Добавить в цитаты Настройки чтения

Страница 125 из 164

Я поклонился ей, она кивнула мне. Я выразил мое удовольствие от знакомства с ней, она не ответила. Я сказал, что надеюсь снова ее увидеть.

— И моего мужа, — сказала она с легчайшей насмешкой в голосе.

— Разумеется, — сказал я.

Глава 5

В эту ночь мне приснился сон, который я запомнил. Такой странный, что он вывел меня из равновесия на несколько дней. Не то, что мне приснился сон, но что я его запомнил, что он вновь и вновь приходил мне на память. Собственно говоря, продолжает приходить и теперь. Иногда без всякой видимой причины этот обрывок воспоминаний вспыхивает в моем сознании. Не очень часто, пожалуй, раз в пару лет, хотя последнее время все чаще. Крайне загадочно. Великие события, свидетелем которых я был, в которых сам принимал участие — грандиозные, следовало бы мне сказать, — я едва могу припомнить. Но лихорадочные нереальные образы, лишенные всякой важности, все еще не покидают меня, образы, такие яркие, будто совсем новые.

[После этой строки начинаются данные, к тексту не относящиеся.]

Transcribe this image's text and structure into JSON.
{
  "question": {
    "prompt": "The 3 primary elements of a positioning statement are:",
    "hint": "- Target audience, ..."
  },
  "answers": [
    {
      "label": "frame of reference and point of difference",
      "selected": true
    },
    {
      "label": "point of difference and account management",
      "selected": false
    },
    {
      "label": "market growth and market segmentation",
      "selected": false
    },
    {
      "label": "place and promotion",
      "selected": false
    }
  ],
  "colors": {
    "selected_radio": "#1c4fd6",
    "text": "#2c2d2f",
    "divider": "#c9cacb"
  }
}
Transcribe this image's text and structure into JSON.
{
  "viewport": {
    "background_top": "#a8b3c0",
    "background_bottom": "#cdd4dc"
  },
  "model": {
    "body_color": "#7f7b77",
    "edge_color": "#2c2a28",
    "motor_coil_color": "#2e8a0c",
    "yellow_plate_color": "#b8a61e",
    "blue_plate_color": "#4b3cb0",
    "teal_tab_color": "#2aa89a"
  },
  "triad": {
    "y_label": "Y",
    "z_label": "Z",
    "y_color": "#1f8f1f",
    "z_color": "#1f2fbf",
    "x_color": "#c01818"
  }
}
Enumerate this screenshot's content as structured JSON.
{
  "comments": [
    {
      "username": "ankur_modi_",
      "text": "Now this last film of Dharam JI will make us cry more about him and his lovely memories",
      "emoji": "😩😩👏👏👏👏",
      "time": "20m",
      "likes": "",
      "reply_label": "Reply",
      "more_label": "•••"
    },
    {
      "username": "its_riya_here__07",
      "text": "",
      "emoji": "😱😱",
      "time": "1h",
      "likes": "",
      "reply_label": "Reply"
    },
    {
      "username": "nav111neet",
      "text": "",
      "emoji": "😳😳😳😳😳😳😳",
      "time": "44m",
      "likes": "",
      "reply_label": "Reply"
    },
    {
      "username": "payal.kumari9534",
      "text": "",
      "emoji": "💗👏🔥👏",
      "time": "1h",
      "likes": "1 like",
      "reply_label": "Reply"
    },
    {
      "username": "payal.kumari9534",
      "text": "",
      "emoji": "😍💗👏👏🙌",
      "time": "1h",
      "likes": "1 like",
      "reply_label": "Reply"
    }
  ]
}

Я стоял у открытого окна, я чувствовал, как ветер обдувает мне кожу. Снаружи было темно, а я ощущал ужас нерешительности. Я не знал, что мне делать. Но вот в связи с чем, я не знал; это было частью сна. Нерешительность была вне причин. Затем я услышал шаги позади себя и негромкий голос. «Тебе было сказано», — произнес он. Потом я ощутил нажим на мою спину, толчок.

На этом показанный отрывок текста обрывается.